司塵的焦躁蓋過了不悅,對方向來又是不會主動發消息的,還是先問她吧,司塵如是想道。
陳菓看到消息,如釋重負,還好沒有被他討厭。
“我想說,你唱得很好。”陳菓迅速回復。在手機上打字可比當面說話來得輕鬆多了。
司塵第一次收到秒回的消息,而且是收到了想要的反應,頃刻間負面的情緒都被揮發掉了。
“我還以為我唱得不好,看你沒什麼反應。”司塵說。緊接著又補充:“你喜歡就好。”
其實原本他還想再追加一句“如果你能當面這麼說就更好了”,不過考慮到她的性格,能夠在手機裡這麼說也算不錯了,心急吃不了熱豆腐,慢慢溝通,等她慢慢接受別人的靠近就好了。
“沒有沒有”。
不喜歡司塵唱歌的人,在這個世界上,是不存在的吧,在舞臺上的他如此令人澎湃。
在校園LIVE之前,陳菓和秦清每天中午都會過去試聽效果,給出點建議,終於等到了演唱的那一天。風聲都掩護得很緊,即使是當天下午通過廣播站,假借“下午兩點大會議禮堂臨時大會”的名義播出,除了一部分需要溝通的校長老師們知曉,其餘人員一概不知。於是在當天,有的學生們發現這部分的老師心情格外愉悅,還有作風一貫嚴肅、平時隻身著統黑套裝的女老師在那天竟然換了身粉嫩的連身裙,還化了妝。
“姐,你瞧見了沒,‘冰山‘今天沒穿黑色裙子,還化了妝!”被矇在鼓裡的還有秦琴。
秦清強忍住笑意,扯了個理由:“可能今天她生日吧,要麼有約會。”
“她一個人約會就算了,怎麼好幾個都和平時不一樣啊。”
“哎呀,那我怎麼知道。”
“真是的,下午還非有個什麼禮堂會議,今天可是週六,回家又要遲了。”面對一無所知的秦琴,秦清很是同情,妹妹,對不住了,我保證兩小時後你絕對不是這麼想了,可能都不想回家了。
“姐,你今天怎麼這麼淡定,換做平時拖堂,有什麼事,你可比我跳腳得快,今天怎麼這麼安靜?”
“今天,今天沒什麼事….難得,不是很急。哎呀你不想去也沒用,肯定是要去大禮堂的。”

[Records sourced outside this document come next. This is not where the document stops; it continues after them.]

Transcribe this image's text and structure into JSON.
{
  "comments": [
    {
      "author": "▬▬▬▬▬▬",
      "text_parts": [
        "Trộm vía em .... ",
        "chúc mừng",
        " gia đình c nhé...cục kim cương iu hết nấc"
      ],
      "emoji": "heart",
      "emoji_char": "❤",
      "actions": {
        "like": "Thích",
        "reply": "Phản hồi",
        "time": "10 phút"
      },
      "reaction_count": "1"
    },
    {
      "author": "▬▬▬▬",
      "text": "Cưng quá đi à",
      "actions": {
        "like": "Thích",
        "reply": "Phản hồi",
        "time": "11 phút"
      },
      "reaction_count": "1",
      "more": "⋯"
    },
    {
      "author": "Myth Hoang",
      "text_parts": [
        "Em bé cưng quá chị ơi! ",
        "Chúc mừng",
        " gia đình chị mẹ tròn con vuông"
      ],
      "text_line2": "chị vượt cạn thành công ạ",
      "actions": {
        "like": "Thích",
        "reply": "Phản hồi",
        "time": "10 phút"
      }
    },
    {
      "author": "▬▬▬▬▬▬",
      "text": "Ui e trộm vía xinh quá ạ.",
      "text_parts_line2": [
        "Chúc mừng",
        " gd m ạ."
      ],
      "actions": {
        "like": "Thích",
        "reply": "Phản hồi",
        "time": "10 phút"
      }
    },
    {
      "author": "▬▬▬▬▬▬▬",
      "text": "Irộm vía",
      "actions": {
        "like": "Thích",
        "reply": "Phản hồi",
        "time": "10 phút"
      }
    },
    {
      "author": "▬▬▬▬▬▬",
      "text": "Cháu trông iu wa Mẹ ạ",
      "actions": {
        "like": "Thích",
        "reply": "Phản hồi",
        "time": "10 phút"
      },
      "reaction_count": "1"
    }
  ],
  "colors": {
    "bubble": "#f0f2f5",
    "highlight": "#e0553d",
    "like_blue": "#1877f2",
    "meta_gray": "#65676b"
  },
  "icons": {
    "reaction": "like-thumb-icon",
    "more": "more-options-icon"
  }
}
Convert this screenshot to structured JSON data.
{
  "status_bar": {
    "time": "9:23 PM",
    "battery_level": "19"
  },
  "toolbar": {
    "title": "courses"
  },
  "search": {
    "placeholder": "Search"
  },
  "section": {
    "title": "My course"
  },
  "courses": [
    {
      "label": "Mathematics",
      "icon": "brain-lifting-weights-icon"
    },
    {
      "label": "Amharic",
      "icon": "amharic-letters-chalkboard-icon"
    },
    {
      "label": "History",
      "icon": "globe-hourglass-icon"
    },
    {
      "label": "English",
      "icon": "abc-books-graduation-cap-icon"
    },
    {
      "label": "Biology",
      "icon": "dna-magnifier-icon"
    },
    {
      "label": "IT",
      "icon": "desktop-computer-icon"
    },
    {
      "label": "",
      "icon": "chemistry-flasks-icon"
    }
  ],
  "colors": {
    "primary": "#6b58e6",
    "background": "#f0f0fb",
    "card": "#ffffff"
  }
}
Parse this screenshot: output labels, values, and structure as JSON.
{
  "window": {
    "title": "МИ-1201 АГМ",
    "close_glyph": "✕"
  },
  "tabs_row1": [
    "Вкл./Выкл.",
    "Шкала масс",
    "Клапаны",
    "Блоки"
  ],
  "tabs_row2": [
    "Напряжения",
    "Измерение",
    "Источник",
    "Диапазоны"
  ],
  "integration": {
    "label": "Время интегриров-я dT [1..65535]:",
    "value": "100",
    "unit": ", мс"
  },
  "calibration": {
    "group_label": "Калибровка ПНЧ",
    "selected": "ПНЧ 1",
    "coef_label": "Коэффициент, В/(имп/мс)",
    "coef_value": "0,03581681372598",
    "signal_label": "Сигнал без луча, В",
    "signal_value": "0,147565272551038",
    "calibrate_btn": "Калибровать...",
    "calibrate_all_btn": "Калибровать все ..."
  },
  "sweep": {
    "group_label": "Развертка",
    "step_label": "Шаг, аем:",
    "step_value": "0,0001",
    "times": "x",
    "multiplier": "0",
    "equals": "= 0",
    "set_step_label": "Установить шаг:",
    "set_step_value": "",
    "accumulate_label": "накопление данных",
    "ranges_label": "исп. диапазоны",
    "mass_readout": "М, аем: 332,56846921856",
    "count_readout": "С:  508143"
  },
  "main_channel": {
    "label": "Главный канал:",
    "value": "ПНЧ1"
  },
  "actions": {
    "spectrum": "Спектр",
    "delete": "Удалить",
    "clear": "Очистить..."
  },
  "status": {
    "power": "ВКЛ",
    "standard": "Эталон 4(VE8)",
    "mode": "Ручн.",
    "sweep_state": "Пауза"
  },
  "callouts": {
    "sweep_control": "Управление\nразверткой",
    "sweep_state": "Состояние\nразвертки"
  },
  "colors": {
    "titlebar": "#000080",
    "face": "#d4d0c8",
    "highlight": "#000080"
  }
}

距LIVE開演還有半小時,但秦清實在受不了妹妹的各種問話,真怕不小心就講出來了。她裝作有事要做的樣子,打發她:“你別在這煩我了,去去去菓菓那,我還有點事要做。”
“你能有什麼事,真是。”秦琴嘟囔著,但還是聽話得走到陳菓的身旁。
這時,秦清收到何赫的微信消息:“我想請你幫我個忙”,嚇得秦清調低了屏幕亮度。自後來幾天的來往,順理成章得還成為了本命的好友列表之一,出於慫,秦清添加好友後,楞是沒講過一句話。
“你說你說。”
“想麻煩你幫我接個人。”
接人?男的女的,和何赫什麼關係?
“現在應該快到校門口了,能麻煩你幫我帶進學校嗎,帶她來禮堂的後臺。”
秦清意識到了是“她”。
“沒問題。”夾雜著酸楚的心情,該做的事還是要幫的。
“謝謝,她應該會戴個墨鏡,因為不想被人看到。”
沒想到和本命的第一句微信聊天竟然是以某個女生為中心,一路上秦清都在想這個女的到底是誰,不想被人看到又是什麼意思,莫不是他的女友?但是這麼正大光明的,也不太科學啊。
秦清在校門口張望了十幾分鍾,並沒有看到哪個戴墨鏡的女生。
“早知道應該問清楚穿什麼衣服,人有哪些特徵了,這哪有什麼戴墨鏡的人啊。”眼下又不好用手機,萬一被哪個路過的老師抓包。“不行,再這樣都到什麼時候了。”秦清隱到牆角邊,靠著大樹,掏出了手機。
“我沒有看到戴墨鏡的女生。”
兩三分鐘過去了,還沒有回覆。
“她穿什麼顏色的衣服,有哪些特徵?”
眼看著還十五分鐘就要開演了,何赫仍然沒有消息。
——“哐啷”。
秦清望去,旁邊的草坪上多了個揹包,隨機,牆上出現一條白花花的腿,從她的姿勢判斷,另一腿還沒邁上來。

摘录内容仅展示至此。